Puisi : Serdadu Pilu



    Sebagai negara berdaulat, kehadiran pemimpin selalu dinanti oleh rakyat. Pemimpin adalah orang spesial yang memiliki posisi berharga bagi masa depan bangsa. Mau dibawa kemana negeri ini, bergantung pada sosok pemimpin negeri. Maka tak heran, jika seorang pemimpin menjadi harapan bagi semua umat.
.
    Hemat penulis, Pemimpin memiliki makna laksana merpati. Ia memiliki pribadi yang lembut dan mampu setia mengayomi pada rakyat. Ia tak tergoda pada permainan politik yang tidak sehat. Pemimpin juga tercermin pada diri Ratu Semut. Ia bekerja tak pernah luput dari memikirkan rakyat. Ia mensiasati semua kemungkinan yang akan terjadi dan selalu memikirkan masa depan dan cita-cita bangsa. Seorang pemimpin juga memiliki jiwa pemberani laksana Raja Rimba, akan tetapi keberanian itu disertai dengan hati nurani yang tahan emosi. Ia menggunakan keberaniannya hanya untuk melindungi, memberi kenyamanan dan ketentraman rakyat, bukan berambisi pada kepentingan pribadi. Seorang pemimpin tak lupa memiliki sikap bagai Si Induk Ayam yang adil terhadap rakyat. Ia tidak memikirkan perut sendiri, mampu berlaku secara adil pada semua rakyat untuk dipenuhi hak-haknya.
.
    Dengan memahami makna pemimpin di atas, hemat penulis seorang pemimpin itu memiliki tanggung jawab yang tidak mudah. Di samping pada besarnya program yang harus dijalankan, dalam perjalanannya seorang pemimpin harus menuai banyak rintangan dan godaan. Maka tak heran, jika kehadiran pemimpin di negeri ini belum sepenuhnya sesuai dengan harapan rakyat. Banyak janji-janji pemimpin yang hanya menjadi dongeng sesaat.
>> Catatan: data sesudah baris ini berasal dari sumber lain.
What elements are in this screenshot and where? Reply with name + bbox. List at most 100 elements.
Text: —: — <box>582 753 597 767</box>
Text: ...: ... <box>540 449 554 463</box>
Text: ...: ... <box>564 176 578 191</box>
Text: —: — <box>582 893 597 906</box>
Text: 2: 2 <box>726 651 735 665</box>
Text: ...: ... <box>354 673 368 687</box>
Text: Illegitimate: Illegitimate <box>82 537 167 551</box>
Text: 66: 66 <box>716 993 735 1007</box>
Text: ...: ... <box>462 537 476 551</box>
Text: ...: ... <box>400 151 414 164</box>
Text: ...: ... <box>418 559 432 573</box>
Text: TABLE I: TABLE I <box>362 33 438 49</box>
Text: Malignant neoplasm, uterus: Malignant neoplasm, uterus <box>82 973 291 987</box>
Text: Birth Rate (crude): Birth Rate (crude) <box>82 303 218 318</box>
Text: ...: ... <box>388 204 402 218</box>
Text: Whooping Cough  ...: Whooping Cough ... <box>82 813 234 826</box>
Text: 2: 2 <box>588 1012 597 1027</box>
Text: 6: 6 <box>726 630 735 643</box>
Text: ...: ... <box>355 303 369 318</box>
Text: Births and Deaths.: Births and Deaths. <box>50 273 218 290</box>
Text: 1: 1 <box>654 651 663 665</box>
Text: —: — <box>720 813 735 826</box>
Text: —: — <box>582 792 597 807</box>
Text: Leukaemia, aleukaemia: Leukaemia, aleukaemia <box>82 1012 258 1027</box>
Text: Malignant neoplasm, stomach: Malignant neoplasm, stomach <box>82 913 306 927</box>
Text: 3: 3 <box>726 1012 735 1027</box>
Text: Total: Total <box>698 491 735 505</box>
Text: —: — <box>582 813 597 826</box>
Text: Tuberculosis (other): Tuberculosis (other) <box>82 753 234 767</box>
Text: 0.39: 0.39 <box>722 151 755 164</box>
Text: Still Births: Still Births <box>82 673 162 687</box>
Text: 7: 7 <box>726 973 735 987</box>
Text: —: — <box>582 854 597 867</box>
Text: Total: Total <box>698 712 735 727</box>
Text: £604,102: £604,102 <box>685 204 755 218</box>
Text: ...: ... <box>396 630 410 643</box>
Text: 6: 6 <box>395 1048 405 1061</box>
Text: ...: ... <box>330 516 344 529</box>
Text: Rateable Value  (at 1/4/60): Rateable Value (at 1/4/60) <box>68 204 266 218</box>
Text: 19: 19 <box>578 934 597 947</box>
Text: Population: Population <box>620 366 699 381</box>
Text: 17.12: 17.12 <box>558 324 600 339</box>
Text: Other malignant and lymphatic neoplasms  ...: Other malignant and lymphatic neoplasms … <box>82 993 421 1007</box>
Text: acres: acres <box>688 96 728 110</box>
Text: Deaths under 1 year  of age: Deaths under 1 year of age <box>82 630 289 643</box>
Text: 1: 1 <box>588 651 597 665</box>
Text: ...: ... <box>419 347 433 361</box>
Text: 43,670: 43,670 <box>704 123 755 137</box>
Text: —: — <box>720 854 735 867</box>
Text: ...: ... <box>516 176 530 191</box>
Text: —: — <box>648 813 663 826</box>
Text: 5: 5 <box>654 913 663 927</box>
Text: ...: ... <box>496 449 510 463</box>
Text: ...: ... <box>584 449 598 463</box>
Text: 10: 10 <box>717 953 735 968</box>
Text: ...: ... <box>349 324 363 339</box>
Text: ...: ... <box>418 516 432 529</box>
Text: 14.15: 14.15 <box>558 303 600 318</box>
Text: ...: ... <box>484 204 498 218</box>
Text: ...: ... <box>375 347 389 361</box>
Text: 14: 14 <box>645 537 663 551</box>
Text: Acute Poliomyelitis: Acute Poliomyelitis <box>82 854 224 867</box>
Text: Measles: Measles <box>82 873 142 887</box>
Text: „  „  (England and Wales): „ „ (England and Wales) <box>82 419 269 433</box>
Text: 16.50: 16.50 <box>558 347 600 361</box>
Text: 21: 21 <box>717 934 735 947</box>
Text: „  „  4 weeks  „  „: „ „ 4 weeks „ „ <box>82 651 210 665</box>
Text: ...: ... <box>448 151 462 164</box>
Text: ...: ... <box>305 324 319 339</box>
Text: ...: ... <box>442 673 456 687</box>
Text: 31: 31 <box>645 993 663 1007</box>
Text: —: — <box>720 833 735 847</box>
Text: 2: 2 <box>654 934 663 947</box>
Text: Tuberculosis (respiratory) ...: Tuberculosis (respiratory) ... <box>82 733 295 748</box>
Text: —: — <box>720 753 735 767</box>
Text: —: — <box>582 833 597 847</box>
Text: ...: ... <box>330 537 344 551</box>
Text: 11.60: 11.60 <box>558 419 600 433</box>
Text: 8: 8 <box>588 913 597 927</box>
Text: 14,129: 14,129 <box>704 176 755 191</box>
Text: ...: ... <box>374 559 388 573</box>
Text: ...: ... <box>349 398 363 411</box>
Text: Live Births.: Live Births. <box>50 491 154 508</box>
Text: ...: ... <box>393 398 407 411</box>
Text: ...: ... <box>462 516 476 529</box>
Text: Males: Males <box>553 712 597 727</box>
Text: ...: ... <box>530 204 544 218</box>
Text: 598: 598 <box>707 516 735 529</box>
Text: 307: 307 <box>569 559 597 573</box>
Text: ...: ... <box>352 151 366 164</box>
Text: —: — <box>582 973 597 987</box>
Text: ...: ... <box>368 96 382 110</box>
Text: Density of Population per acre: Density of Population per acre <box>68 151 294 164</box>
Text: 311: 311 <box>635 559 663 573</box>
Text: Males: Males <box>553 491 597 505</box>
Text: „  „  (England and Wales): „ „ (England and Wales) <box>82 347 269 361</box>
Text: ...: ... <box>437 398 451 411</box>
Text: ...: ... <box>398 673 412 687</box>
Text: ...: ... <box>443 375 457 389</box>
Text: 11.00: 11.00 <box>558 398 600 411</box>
Mereka para pemimpin tergoda dengan gelar jabatan dan penguasa, sehingga lupa pada substansi seorang pemimpin yang sebenarnya.
.
    Oleh karena itu, sebagai rakyat dengan sejuta harapan dan cita-cita bangsa, marilah kita sadar, bahwasanya kita bukan hidup di negeri kayangan, yang semua keinginan dan harapan bisa dicapai dengan cara instan. Kita hidup dalam kondisi yang mana impian dan harapan bangsa bisa diwujudkan dengan proses yang panjang. Tidak mudah membangun bangsa dan negara. Ia membutuhkan semua elemen yang mesti bersatu padu, membentuk kesatuan yang solid. Jika kita akan berharap pada pemimpin negeri, maka hendaklah kita menjadi rakyat yang cerdas, mampu menentukan sikap dan jangan mau diberi janji tanpa ada kepastian yang pasti.
.
.
Salam dari saya,
M. Khakim Maulana

Tidak ada komentar:

Posting Komentar

DISKUSI MATERI 2

...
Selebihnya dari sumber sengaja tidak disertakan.